Is that correct ? Flink kafka producer ack level =...
# random
s
Is that correct ? Flink kafka producer ack level == delivery guarantee ? like None = 0 AT_LEAST_ONCE = 1 EXACTLY_ONCE = “all” ?
o
No: this is about the acknowledgement from Kafka, which says something about durability. Not about delivery guarantees, though the two are related. In short: • acks==0 means no guarantees on durability (not even that the data has been recaived by Kafka) • acks==1 means the partition leader has stored the data, but if it crashes before the data is replicated, the data may be lost • acks==-1/all means the data has been replicated to the in-sync replicas as well See https://docs.confluent.io/platform/current/installation/configuration/producer-configs.html#acks
s
many thanks @Oscar Westra van Holthe - Kind is that means I can configure any acks level I want in my kafka producer? cannot find any good documentation how to proper pass acks level into my flink kafka producer
and how to check what is default acsk level in flink kafka producer
m
You just have to configure checkpointing with the proper delivery guarantees
You can't pass ack levels yourself
s
@Martijn Visser thanks! so my original delivery_guarantee <> kafka acks level is correct?
Copy code
deliv_guarantee NONE = kafka producker ack: 0
deliv_guarantee AT_LEAST_ONCE = kafka producker ack:1
deliv_guarantee EXACTLY_ONCE = kafka producker ack: "all" ?
o
Again: No, it is not correct. The two are related, but definitely different things. The only thing you can say is that ack==0 means you can never offer more than “at most once”, but all other guarantees (“exactly once” or “at least once”) depend on other settings like the use of transactions and checkpoints. Besides, as @Martijn Visser mentioned, you cannot pass ack levels anyway, so drop them from your mind. Use checkpointing instead. Below is a link to a guide to delivery guarantees. It does not mention producers ack settings, but mentions that for “exactly once” you need to enable transactions (i.e., exactly once semantics on Kafka) and specify a transaction id. Oh, and enable checkpointing. https://medium.com/cloudera-inc/a-simple-guide-to-processing-guarantees-in-apache-flink-ca7e70431fdc
s
thanks @Oscar Westra van Holthe - Kind nice article but I still cant understand following. in example 1. I have flink with configured checkpointing. In a job config I have -
streamEnv.getCheckpointConfig.setCheckpointingMode(<http://CheckpointingMode.AT|CheckpointingMode.AT>_LEAST_ONCE)

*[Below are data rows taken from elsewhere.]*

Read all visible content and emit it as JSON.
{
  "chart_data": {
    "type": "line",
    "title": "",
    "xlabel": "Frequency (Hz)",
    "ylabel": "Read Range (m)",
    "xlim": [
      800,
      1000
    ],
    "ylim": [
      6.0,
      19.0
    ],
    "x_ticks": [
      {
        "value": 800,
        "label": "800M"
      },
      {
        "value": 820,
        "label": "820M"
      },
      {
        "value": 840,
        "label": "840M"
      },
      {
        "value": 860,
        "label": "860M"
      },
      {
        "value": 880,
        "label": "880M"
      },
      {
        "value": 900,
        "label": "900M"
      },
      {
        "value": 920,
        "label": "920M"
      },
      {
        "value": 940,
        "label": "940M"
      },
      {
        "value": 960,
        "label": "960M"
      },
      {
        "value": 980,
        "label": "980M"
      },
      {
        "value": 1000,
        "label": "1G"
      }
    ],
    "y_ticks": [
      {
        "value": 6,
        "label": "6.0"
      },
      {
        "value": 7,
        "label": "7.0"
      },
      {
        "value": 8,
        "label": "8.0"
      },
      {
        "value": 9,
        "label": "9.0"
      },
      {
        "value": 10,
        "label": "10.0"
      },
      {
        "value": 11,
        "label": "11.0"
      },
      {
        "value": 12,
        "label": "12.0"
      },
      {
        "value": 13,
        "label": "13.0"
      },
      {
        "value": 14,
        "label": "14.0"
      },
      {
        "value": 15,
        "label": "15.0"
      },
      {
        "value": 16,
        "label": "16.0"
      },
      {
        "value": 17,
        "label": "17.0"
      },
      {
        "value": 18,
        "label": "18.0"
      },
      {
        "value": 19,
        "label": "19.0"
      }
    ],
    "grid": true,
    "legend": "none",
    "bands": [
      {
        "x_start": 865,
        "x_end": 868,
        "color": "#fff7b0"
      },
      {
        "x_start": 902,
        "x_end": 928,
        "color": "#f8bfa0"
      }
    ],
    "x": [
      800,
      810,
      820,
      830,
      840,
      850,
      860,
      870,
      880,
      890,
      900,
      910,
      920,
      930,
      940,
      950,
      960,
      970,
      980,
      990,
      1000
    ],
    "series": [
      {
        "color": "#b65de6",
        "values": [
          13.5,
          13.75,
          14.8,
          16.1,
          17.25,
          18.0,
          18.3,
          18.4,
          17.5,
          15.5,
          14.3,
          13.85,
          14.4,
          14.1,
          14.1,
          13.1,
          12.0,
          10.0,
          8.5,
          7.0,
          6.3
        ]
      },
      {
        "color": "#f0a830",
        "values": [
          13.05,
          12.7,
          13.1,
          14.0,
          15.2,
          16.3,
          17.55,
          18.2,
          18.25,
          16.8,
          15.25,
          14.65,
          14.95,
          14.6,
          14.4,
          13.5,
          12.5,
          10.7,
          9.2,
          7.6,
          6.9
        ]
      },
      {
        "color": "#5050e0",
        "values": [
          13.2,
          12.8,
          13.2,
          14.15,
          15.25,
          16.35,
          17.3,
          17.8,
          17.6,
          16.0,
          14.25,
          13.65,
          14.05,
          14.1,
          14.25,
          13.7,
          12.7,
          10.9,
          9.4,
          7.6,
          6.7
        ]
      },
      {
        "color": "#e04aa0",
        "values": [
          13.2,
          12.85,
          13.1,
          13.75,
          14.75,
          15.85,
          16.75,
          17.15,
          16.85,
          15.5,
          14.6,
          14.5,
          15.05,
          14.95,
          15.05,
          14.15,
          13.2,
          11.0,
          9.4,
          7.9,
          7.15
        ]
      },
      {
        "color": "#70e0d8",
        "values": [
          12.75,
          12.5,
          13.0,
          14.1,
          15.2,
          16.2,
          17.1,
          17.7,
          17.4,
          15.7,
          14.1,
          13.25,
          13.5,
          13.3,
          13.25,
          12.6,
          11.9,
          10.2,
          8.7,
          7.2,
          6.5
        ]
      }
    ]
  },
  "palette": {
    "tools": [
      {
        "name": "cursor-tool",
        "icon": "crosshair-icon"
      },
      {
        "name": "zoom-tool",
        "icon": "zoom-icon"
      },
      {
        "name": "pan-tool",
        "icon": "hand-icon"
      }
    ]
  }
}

2. in a KafkaSink I dont have configured
.setDeliverGuarantee(DeliveryGuarantee.EXACTLY_ONCE)
What will be ack configuration in my kafka sink?
o
Your delivery guarantee will be “at least once”, with whatever ack configuration is suitable to make that happen.
s
Our kafka sometimes pretty unstable (low in sink replicas) and our devops blaming us “set THE ack = 1”
o
I’m sorry if this doesn’t answer your question, but there is no information to be had on this. The difference between ack=1 and ack=all is negligible with respect to delivery guarantees. It only influences how much of the world must crash to break delivery guarantees.
m
I think you need to bring the discussion back to "what is the desired output"
3
s
@Martijn Visser agree. but they blame us that we dont know what is ack level 🙂 and actually it’s really interesting
m
It's an apple and oranges comparison. Low in-sync replicas is related to the way how Kafka replicates, see for example https://docs.confluent.io/kafka/design/replication.html If you're looking at Flink and Kafka, that has nothing to do with the way that Kafka replicates messages, since that's a Kafka cluster/broker thing. Transactions in Flink and Kafka are about how you achieve exactly-once semantics. See https://www.confluent.io/blog/transactions-apache-kafka/
👍 1